Answer
$\displaystyle \frac{3x^{2}-4x+4}{(x-1)^{2}}$
Work Step by Step
Step 1:
Factor each denominator
$ x-1\qquad$ ... is factored,
Recognize $x^{2}\pm 2ax+a^{2}$ as a perfect square, $(x\pm a)^{2}$
$x^{2}-2x+1^{2}=(x-1)^{2}$
Step 2: The LCM is the product of each of these factors raised to a power equal to the greatest number of times that the factor occurs in the polynomials.
LCM = $(x-1)^{2}$
Step 3:
Write each rational expression using the LCM as the denominator. Simplify.

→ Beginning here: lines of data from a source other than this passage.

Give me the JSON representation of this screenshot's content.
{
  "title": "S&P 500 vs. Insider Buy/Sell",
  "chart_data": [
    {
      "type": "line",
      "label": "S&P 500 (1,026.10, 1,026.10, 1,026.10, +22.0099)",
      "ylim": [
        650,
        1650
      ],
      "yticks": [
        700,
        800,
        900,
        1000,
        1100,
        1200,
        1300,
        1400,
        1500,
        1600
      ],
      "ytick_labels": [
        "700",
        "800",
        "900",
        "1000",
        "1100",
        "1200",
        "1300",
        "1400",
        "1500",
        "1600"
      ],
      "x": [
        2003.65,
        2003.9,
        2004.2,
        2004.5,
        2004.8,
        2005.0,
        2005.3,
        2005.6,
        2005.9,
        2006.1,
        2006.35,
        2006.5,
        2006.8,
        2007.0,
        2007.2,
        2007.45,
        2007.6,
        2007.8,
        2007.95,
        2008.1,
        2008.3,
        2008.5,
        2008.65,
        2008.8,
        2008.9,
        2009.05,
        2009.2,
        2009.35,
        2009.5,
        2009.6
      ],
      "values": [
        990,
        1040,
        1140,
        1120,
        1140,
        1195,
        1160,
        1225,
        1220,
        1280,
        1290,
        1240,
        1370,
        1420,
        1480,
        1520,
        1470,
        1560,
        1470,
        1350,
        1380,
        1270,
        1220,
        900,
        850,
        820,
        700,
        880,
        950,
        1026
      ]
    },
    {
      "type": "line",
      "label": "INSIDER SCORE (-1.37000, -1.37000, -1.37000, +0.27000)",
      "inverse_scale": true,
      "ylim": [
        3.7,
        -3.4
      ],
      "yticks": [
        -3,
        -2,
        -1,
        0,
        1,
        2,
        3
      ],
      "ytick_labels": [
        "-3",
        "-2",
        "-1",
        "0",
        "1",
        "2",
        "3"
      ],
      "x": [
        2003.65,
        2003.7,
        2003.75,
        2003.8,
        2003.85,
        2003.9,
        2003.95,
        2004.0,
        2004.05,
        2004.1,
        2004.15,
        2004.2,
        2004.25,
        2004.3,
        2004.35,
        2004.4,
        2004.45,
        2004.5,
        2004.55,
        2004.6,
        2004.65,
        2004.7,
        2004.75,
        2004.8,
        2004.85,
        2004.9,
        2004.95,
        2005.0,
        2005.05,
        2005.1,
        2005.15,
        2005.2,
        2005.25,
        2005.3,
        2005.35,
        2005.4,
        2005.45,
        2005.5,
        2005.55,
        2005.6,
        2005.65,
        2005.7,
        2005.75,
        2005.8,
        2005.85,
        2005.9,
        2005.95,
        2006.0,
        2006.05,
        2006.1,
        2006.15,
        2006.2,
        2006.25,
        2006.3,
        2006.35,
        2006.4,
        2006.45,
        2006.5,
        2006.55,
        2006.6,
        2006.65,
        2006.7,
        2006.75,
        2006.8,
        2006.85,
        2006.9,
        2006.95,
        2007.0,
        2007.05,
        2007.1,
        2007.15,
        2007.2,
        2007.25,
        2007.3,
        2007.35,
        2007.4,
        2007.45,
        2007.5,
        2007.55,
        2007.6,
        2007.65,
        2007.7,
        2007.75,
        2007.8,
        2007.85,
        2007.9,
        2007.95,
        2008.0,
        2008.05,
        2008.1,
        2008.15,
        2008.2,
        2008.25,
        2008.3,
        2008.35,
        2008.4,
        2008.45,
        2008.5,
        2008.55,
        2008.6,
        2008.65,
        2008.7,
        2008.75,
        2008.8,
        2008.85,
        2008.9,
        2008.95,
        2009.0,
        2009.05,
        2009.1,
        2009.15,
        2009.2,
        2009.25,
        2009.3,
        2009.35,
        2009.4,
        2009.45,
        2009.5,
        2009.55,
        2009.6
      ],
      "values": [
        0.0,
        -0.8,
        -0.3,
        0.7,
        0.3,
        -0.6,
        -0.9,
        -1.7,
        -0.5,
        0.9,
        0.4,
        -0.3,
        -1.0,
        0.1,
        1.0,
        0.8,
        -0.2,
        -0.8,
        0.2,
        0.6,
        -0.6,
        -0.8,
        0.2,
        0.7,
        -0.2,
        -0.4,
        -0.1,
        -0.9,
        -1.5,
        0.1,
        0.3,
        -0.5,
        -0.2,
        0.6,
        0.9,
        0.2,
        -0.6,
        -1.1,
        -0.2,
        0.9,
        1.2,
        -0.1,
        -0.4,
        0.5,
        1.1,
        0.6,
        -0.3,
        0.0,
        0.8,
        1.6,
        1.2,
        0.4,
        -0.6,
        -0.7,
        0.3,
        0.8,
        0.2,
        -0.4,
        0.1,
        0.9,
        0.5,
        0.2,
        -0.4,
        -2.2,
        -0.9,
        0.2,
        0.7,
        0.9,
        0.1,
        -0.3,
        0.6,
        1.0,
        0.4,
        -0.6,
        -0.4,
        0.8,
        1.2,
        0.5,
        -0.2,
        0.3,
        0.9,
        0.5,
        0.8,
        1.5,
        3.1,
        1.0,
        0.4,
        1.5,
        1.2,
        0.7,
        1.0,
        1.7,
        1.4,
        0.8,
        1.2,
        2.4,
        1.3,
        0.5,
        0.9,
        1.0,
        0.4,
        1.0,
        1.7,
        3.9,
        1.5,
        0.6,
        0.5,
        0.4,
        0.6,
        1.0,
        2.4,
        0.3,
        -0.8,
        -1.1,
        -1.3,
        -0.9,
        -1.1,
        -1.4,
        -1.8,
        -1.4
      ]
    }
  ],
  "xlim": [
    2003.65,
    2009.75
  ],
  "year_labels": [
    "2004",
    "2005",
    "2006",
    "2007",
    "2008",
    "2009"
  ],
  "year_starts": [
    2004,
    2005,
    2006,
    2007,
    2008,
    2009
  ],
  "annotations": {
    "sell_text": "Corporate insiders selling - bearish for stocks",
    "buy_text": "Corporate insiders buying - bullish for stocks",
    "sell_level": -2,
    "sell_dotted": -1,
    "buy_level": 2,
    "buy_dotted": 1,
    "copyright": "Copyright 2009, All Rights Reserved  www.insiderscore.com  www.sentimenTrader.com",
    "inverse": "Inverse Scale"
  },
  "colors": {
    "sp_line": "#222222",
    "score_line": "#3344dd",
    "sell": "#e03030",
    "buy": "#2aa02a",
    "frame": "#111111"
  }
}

$\displaystyle \frac{3x}{x-1}-\frac{x-4}{x^{2}-2x+1}=\frac{3x(x-1)}{(x-1)^{2}}-\frac{x-4}{(x-1)^{2}}$
$=\displaystyle \frac{3x^{2}-3x-x+4}{(x-1)^{2}}$
$=\displaystyle \frac{3x^{2}-4x+4}{(x-1)^{2}}$
For $ax^{2}+bx+c$ in the numerator,
we search for factors of ac whose sum is b, and rewrite the $bx$ term:
... no two factors of $+12$ add to $-4$, so we leave it as it is.